This study was designed to evaluate changes in incidence of NBSI, causative pathogens, and antibiotic exposure in preterm infants over a 9-year surveillance period to better inform ways to achieve reductions in infection rates. We found that 19% of preterm neonates acquired one or more episodes of NBSI and no significant changes in annual infection rates over time. Despite the reduction in number of neonates with a central-line, duration of central-line use increased significantly. The burden of CLABSI was considerable, with an incidence rate of 14.3 per 1000 central-line days including a notable yet transient increase in 2015. Under the assumption that non-CoNS CLABSI are true bacteremic cases, a 75% decrease in the risk of CLABSI was observed. Moreover, the probability of acquiring an infection is the highest in the first 1–2 weeks of life. CoNS was the most frequent cause of NBSI. Finally, a significant decrease over time was observed in overall antibiotic consumption.
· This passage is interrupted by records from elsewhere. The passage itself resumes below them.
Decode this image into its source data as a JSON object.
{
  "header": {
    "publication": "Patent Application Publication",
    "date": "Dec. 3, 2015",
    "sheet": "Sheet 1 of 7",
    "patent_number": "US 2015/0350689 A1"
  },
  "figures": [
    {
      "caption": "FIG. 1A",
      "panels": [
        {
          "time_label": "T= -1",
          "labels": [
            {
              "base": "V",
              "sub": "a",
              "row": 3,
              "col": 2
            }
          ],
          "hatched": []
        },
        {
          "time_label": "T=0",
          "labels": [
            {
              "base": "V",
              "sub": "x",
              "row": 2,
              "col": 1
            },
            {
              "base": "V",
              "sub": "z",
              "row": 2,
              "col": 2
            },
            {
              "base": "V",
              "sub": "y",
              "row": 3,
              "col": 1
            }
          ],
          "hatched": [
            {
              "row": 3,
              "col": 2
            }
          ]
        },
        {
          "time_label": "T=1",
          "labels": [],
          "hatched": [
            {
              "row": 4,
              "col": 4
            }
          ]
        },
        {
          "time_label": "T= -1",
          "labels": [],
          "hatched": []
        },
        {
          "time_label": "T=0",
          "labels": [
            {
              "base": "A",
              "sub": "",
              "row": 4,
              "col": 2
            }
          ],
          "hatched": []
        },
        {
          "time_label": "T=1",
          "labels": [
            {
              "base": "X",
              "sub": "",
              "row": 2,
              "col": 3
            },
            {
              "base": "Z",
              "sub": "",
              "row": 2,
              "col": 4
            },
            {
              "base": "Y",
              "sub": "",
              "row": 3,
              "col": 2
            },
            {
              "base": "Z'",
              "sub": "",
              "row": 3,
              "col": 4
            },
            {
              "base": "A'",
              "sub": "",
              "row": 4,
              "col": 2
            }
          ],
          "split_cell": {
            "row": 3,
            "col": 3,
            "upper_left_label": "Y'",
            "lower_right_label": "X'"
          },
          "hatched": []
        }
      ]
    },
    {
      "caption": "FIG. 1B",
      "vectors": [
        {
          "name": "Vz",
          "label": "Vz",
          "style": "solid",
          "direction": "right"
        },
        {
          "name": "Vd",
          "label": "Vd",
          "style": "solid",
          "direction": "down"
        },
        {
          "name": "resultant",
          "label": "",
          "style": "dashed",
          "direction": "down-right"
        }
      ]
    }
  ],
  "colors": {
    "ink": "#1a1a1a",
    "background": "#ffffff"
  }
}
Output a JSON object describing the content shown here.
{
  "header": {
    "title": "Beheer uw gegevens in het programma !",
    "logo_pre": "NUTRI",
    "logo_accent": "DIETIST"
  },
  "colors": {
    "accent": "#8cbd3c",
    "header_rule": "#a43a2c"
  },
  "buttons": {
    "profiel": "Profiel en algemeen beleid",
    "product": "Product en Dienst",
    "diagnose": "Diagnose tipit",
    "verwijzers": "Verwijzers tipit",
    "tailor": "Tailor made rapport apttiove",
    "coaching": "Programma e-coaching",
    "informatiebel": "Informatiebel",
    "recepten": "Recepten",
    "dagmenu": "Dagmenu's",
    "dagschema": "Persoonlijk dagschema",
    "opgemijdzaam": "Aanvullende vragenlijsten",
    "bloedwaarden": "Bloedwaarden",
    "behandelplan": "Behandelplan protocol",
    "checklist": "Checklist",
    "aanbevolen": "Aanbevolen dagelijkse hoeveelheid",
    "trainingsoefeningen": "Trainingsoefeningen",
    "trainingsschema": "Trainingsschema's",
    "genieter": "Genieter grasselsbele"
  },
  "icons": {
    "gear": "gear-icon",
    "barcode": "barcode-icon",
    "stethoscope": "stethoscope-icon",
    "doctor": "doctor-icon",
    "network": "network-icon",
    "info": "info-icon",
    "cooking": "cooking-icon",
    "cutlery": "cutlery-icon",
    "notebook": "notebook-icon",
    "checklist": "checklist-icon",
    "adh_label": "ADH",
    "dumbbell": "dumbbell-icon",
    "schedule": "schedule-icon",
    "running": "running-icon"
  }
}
Comparison with previous surveillance studies, reporting infection rates between 0.68 and 18.1 per 1000 central-line days [16, 19, 20, 21, 22], shows our CLABSI incidence to be at the higher end of the spectrum which may be explained by at least three factors. First, the significant variability in case definitions used by researchers to confirm the diagnosis of CLABSI not only results in remarkable heterogeneity in incidence rates but also compromises efforts towards benchmarking infection outcomes. Similarly, studies use various definitions of CLABSI consisting of full or partial adaptations of well-known definitions established by large surveillance networks [9, 17], without further specification for the neonatal population. By diagnosing CLABSI events using the Dutch neonatal surveillance consensus criteria via a highly-sensitive semi-automated system, we were able to circumvent issues related to the validity and sustainability of infection reporting. Second, difficulties inherent to distinguishing true bacteremia from culture contaminants may have resulted in an overestimation of our infection rates, especially considering the employment of a single-blood culture policy in the Netherlands for confirmation of CoNS CLABSI as opposed to the multiple-blood specimen policy applied in other countries. Our subgroup analysis showed that the burden of CLABSI in our NICU is predominated by CoNS, with a substantial decrease in the risk of CLABSI to 3.43 per 1000 central-line days after the exclusion of CoNS microorganisms. Furthermore, positive cultures sampled from central-lines may be caused by catheter colonization, leading to false infection source adjudication. Third, differences in reported incidences may be partially attributed to the varying composition of central-line insertion and maintenance bundles and their inconsistent execution, even if the optimal composition of bundle elements remains unknown. Even though the previously mentioned factors hinder accurate comparison of our results with those from previous studies, we can still conclude that further efforts for improvement are needed, considering CLABSIs are a preventable disease which reasonably compels (near) complete elimination.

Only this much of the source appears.